Les pays devront d’abord achever le travail minutieux d’élaboration d’un manuel d’application pour l’accord de Paris. Ce sont les règles contenues dans ce manuel qui permettront de donner corps aux objectifs et grands principes adoptés à la COP21. Par exemple, elles obligeront les pays à comptabiliser leurs émissions de gaz à effet de serre avec des méthodologies fiables et comparables, à être redevables de leurs engagements climatiques ou encore à accélérer leurs efforts tous les cinq ans. Sans ces règles, l’accord de Paris ne peut pas être appliqué.

Pour compléter ce travail, les pays devront s’attacher à répondre au rapport du GIEC. La seule réponse à la hauteur, c’est une décision collective de s’engager (et expliquer comment) adopter de nouveaux objectifs climatiques avant 2020, et surtout de les appliquer. Des pays montrent déjà la voie : 48 pays plus vulnérables comme les Iles Fidji ou l’Ethiopie se sont d’ores et déjà engagés rehausser leurs objectifs de réductions d’émissions de gaz à effet de serre d’ici à 2020. Mais ce sont surtout les pays les plus émetteurs qui doivent se mobiliser, et notamment l’Union européenne, qui a les moyens et la responsabilité de se donner des objectifs bien plus ambitieux à 2030 et un horizon neutre en gaz à effets de serre avant 2050.

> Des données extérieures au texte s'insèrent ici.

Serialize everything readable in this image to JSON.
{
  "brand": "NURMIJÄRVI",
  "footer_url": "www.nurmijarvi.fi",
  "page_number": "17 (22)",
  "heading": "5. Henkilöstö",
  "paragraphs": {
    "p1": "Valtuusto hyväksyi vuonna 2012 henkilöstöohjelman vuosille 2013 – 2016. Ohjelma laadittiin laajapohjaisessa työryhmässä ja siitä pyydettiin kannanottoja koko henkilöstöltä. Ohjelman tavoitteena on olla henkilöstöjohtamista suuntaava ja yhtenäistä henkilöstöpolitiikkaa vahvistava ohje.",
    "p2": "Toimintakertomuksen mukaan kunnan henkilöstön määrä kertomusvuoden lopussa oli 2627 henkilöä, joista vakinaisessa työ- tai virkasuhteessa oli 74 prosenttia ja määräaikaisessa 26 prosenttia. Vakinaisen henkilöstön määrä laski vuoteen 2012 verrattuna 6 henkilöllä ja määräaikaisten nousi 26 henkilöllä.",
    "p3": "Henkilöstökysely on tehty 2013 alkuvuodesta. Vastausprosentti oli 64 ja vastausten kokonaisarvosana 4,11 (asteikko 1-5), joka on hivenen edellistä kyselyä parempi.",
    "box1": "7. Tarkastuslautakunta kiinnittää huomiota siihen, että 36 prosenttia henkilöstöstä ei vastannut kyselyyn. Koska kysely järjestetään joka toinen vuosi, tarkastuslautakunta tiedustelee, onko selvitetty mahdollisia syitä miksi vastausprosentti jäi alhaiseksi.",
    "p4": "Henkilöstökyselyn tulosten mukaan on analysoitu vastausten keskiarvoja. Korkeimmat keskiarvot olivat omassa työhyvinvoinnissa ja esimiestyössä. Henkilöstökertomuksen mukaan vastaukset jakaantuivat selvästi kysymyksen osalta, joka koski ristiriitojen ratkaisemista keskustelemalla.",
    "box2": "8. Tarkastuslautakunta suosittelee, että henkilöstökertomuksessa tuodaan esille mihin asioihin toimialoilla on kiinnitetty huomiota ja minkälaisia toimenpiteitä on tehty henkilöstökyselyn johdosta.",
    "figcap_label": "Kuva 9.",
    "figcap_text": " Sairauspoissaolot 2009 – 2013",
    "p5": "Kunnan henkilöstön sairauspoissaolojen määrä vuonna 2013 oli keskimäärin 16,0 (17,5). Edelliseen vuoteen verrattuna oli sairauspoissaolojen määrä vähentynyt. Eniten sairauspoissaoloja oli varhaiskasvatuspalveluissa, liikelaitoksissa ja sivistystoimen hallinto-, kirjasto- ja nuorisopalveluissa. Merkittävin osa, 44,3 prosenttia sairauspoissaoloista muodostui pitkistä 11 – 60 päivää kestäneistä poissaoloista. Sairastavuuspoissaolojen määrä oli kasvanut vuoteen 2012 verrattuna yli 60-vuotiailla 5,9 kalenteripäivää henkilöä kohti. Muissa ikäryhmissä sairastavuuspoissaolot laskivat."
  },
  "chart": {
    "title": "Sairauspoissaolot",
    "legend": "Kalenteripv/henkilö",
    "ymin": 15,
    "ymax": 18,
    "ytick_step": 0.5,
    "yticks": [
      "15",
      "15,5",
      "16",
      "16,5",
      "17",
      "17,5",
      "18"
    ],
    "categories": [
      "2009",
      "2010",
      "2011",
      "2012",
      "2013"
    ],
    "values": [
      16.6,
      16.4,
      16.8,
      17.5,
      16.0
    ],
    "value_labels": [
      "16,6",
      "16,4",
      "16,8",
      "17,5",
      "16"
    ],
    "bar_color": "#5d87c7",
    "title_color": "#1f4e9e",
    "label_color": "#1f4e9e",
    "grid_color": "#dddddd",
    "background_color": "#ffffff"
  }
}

Enfin, pour donner à tous les pays les moyens d’accélérer leurs actions de lutte contre le dérèglement climatique, la solidarité entre les pays développés et en développement doit être renforcée. Alors que l’ONU estime à 56 milliards les financements publics pour le climat fournis en 2017, les pays n’ont en réalité fait que la moitié du chemin pour atteindre les 100 milliards de dollars promis à Copenhague d’ici à 2020. Il s’agit donc pour les pays les plus riches d’augmenter leurs efforts, notamment en préparant des promesses ambitieuses de financements pour le Fonds Vert pour le climat, un canal privilégié pour débourser les soutiens financiers aux pays et populations qui en ont le plus besoin.

Etre un champion du climat, dans tout ça ?

Enfin, alors qu’une petite trentaine de chefs d’États et de gouvernement prennent aujourd’hui la parole à la tribune de la CCNUCC, les pays, au premier rang desquels la France, doivent plus que jamais questionner la notion de leadership climatique. En pleine phase de mise en œuvre de l’accord de Paris, il est évident que les discours prononcés aujourd’hui ne seront pas suffisants pour répondre au décrochage des émissions mondiales de gaz à effet de serre. Au contraire, un leadership crédible impose d’adopter des mesures structurantes aux échelles nationales, dans tous les secteurs, pour se donner les moyens d’accélérer une transition énergétique ambitieuse et juste pour tous.